1958 : toucher le ciel !
Robert Drabowicz
Alexandre et Alice étaient satisfaits de leur commerce. Il n’était pas mirobolant, mais il autorisait une vie très confortable et les avait amenés à un niveau social nettement plus élevé. Les emprunts se réglaient mieux que prévu permettant d’entrevoir un accès prochain à la capitalisation de l’affaire. Alexandre avait déjà laissé entendre à sa femme que le Café de la Cigale n’était qu’une étape sur leur route et qu’il comptait bien ne pas en rester là. Alice, tout aussi ambitieuse et travailleuse, approuvait largement cette idée prospective. Le mois d’août 1958 se présentait donc sous les meilleurs auspices pour la famille Drabowicz. On partait en vacances, les premières… après de longues années de labeur. Comme promis, ils emmenaient leurs enfants, Richard et Robert, avec eux... en Italie.

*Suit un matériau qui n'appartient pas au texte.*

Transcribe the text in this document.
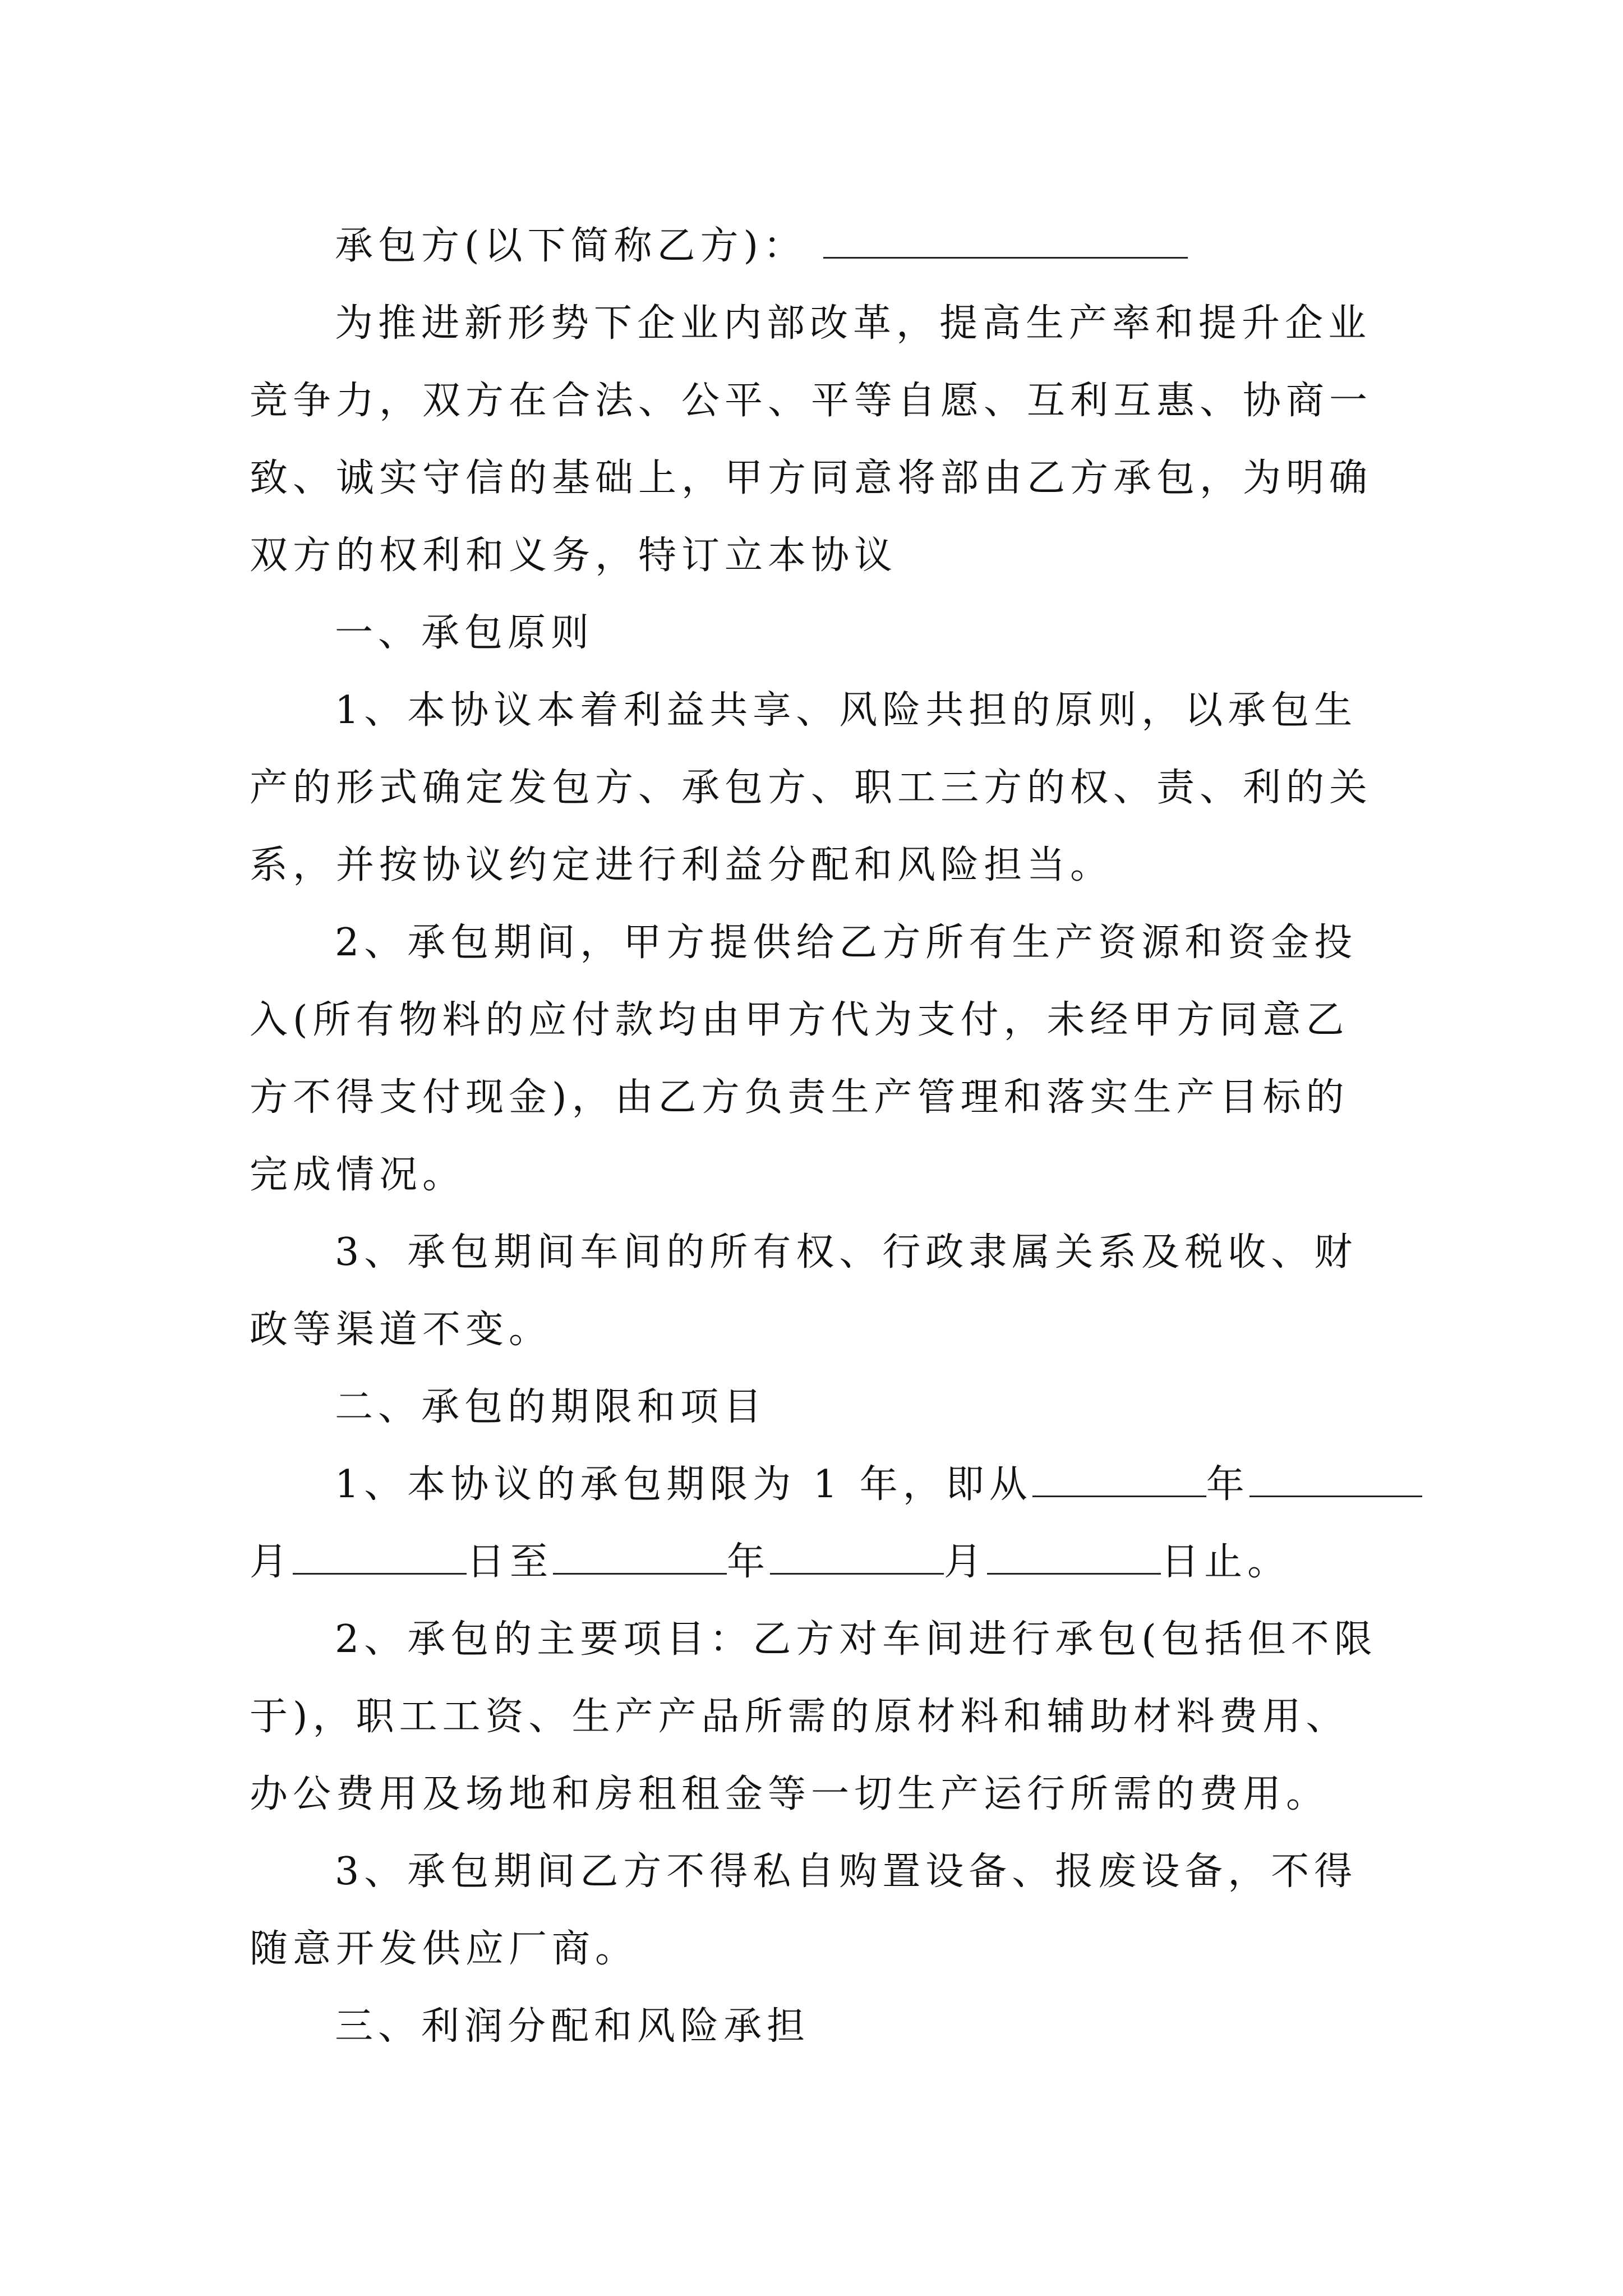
承包方(以下简称乙方)：
为推进新形势下企业内部改革，提高生产率和提升企业
竞争力，双方在合法、公平、平等自愿、互利互惠、协商一
致、诚实守信的基础上，甲方同意将部由乙方承包，为明确
双方的权利和义务，特订立本协议
一、承包原则
1、本协议本着利益共享、风险共担的原则，以承包生
产的形式确定发包方、承包方、职工三方的权、责、利的关
系，并按协议约定进行利益分配和风险担当。
2、承包期间，甲方提供给乙方所有生产资源和资金投
入(所有物料的应付款均由甲方代为支付，未经甲方同意乙
方不得支付现金)，由乙方负责生产管理和落实生产目标的
完成情况。
3、承包期间车间的所有权、行政隶属关系及税收、财
政等渠道不变。
二、承包的期限和项目
1、本协议的承包期限为 1 年，即从	年
月	日至	年	月	日止。
2、承包的主要项目：乙方对车间进行承包(包括但不限
于)，职工工资、生产产品所需的原材料和辅助材料费用、
办公费用及场地和房租租金等一切生产运行所需的费用。
3、承包期间乙方不得私自购置设备、报废设备，不得
随意开发供应厂商。
三、利润分配和风险承担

J’étais tout juste âgé de 10 ans et fou de joie à l’idée de ce voyage ; j’allais enfin pouvoir découvrir la mer, la montagne et ces « sacrés Italiens » avec leurs bouts de chaussures pointus. Partir en voiture d’Hagondange, cité ouvrière dominée par une sidérurgie lorraine en plein essor, pour se rendre en Italie, relevait alors d’une véritable expédition. Le voyage s’annonçait inédit et absolument faramineux ! Le départ fut donné à 5 heures du matin. L’après-midi, le col du Saint-Gothard fut franchi, puis Milan, peu après 20 heures. Ensuite, et avec soulagement, les valises furent posées dans un « albergo », où nous fîmes un succulent repas typiquement italien et profitâmes d’une bonne nuit de repos. Mon père était d’une humeur excellente et les claques, à ma grande satisfaction, n’étaient plus réservées qu'aux insectes volants. Mon bonheur était d’avoir vu la montagne et de partager tous ces moments de magie avec mon frère Richard, de 6 ans mon aîné, qui, depuis son entrée en apprentissage, avait pratiquement disparu de notre proche environnement. Cette absence avait fini par beaucoup me manquer. J’étais heureux de retrouver enfin une vie familiale redevenue tout à fait « normale » pendant ces vacances, après avoir été si durement malmenée par les contraintes commerciales.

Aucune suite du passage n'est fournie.